All the talk from this show will surround Bella Hadid’s scene stealing final look. Resplendent in a sheer white lace dress, puffed out sleeves, leather belt, and, er, a dagger? She slowly made her way down the runway, and was greeted by Andreas Kronthaler and Vivienne Westwood, and took her bow with them and a huge bunch of flowers. What was it all about? “It’s just very sexy isn’t it?” Andreas said post-show.
Staged under the historic, Baroque ceilings of the Hotel de Ville — the heart of Paris’s government, the centre of its civic life — it was, Andreas suggested, about storming the palace, or at least bombarding it with love and joy and fashion. Soundtracked by No Bra — who Andreas met recently at the ICA, fell in love with, and then, asked to play the show and write some new music for the occasion — it was a show that mixed rebellious politics with satirical humour and fantastic joy in the pleasure of dressing, the power of self-expression.
The collection started with Andreas thinking about the classic blue French chore jacket, this very quotidian garment, reimagined and reworked into new visions of elegance, injecting some modern streetwear energy into it.
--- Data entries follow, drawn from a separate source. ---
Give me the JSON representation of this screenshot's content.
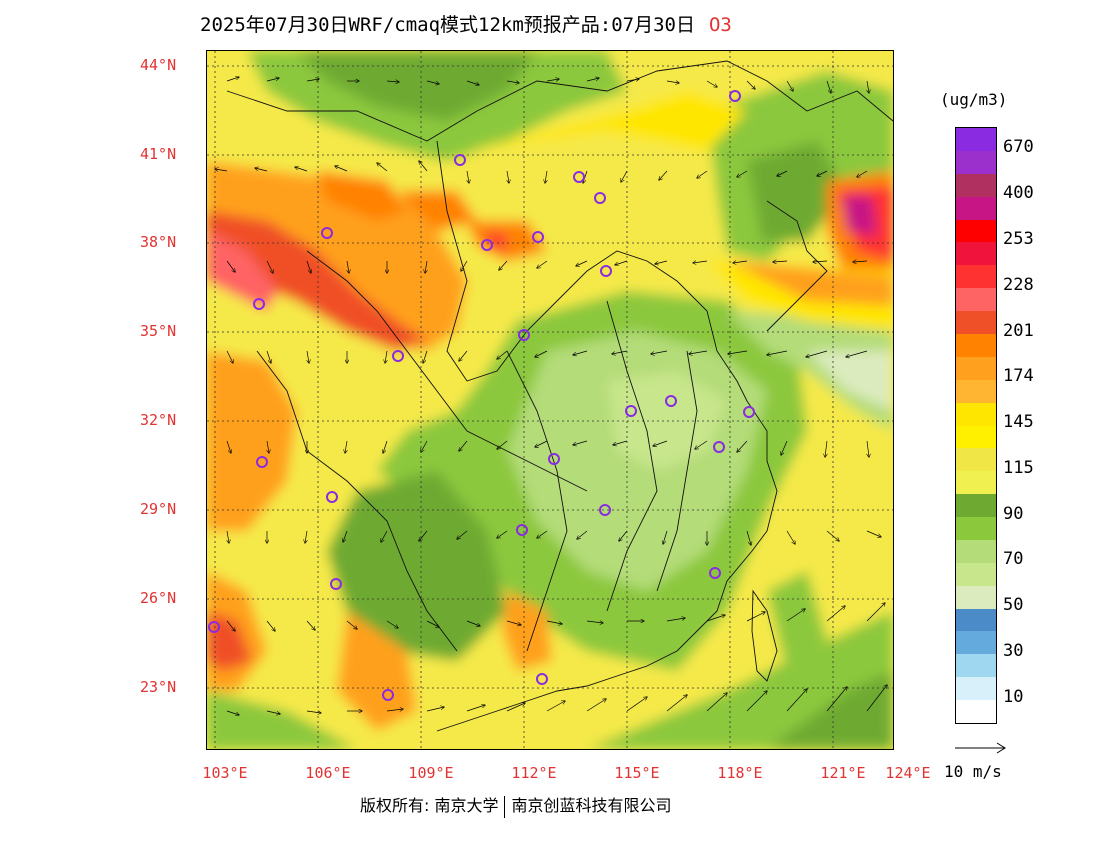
{
  "title": "2025年07月30日WRF/cmaq模式12km预报产品:07月30日",
  "pollutant": "O3",
  "unit": "(ug/m3)",
  "latitude_labels": [
    "44°N",
    "41°N",
    "38°N",
    "35°N",
    "32°N",
    "29°N",
    "26°N",
    "23°N"
  ],
  "longitude_labels": [
    "103°E",
    "106°E",
    "109°E",
    "112°E",
    "115°E",
    "118°E",
    "121°E",
    "124°E"
  ],
  "legend": {
    "levels": [
      {
        "label": "670",
        "color": "#8a2be2"
      },
      {
        "label": "",
        "color": "#9b30cc"
      },
      {
        "label": "400",
        "color": "#b03060"
      },
      {
        "label": "",
        "color": "#c71585"
      },
      {
        "label": "253",
        "color": "#ff0000"
      },
      {
        "label": "",
        "color": "#f0143c"
      },
      {
        "label": "228",
        "color": "#ff3232"
      },
      {
        "label": "",
        "color": "#ff6464"
      },
      {
        "label": "201",
        "color": "#f05028"
      },
      {
        "label": "",
        "color": "#ff8200"
      },
      {
        "label": "174",
        "color": "#ffa01e"
      },
      {
        "label": "",
        "color": "#ffb432"
      },
      {
        "label": "145",
        "color": "#ffe600"
      },
      {
        "label": "",
        "color": "#fff000"
      },
      {
        "label": "115",
        "color": "#f0e646"
      },
      {
        "label": "",
        "color": "#f0f050"
      },
      {
        "label": "90",
        "color": "#6eaa32"
      },
      {
        "label": "",
        "color": "#8cc83c"
      },
      {
        "label": "70",
        "color": "#b4dc78"
      },
      {
        "label": "",
        "color": "#c8e68c"
      },
      {
        "label": "50",
        "color": "#dcebbe"
      },
      {
        "label": "",
        "color": "#4b8cc8"
      },
      {
        "label": "30",
        "color": "#64aadc"
      },
      {
        "label": "",
        "color": "#a0d7f0"
      },
      {
        "label": "10",
        "color": "#d7f0fa"
      },
      {
        "label": "",
        "color": "#ffffff"
      }
    ]
  },
  "wind_vector_label": "10 m/s",
  "copyright": {
    "left": "版权所有: 南京大学",
    "right": "南京创蓝科技有限公司"
  },
  "colors": {
    "label_red": "#e23232",
    "station_marker": "#8a2be2"
  }
}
And it all stemmed from elegance, Andreas explained, a desire to create clothes to match the grandeur of the surroundings — wild dresses, new shapes, extravagant silhouettes — but each created with restraint in mind. The excess tempered with simplicity, or set off against a note of humour; a towering hat made of French red, white and blue rosettes, a necklace made of garlic bulbs to ward off evil spirits.
This was Andreas’s ninth collection as the head of the Vivienne Westwood operation, he’s succeeding because he’s not resting on the house’s old silhouettes, but taking it’s still relevant ideas — politics, commitment, joy — and updating them for now.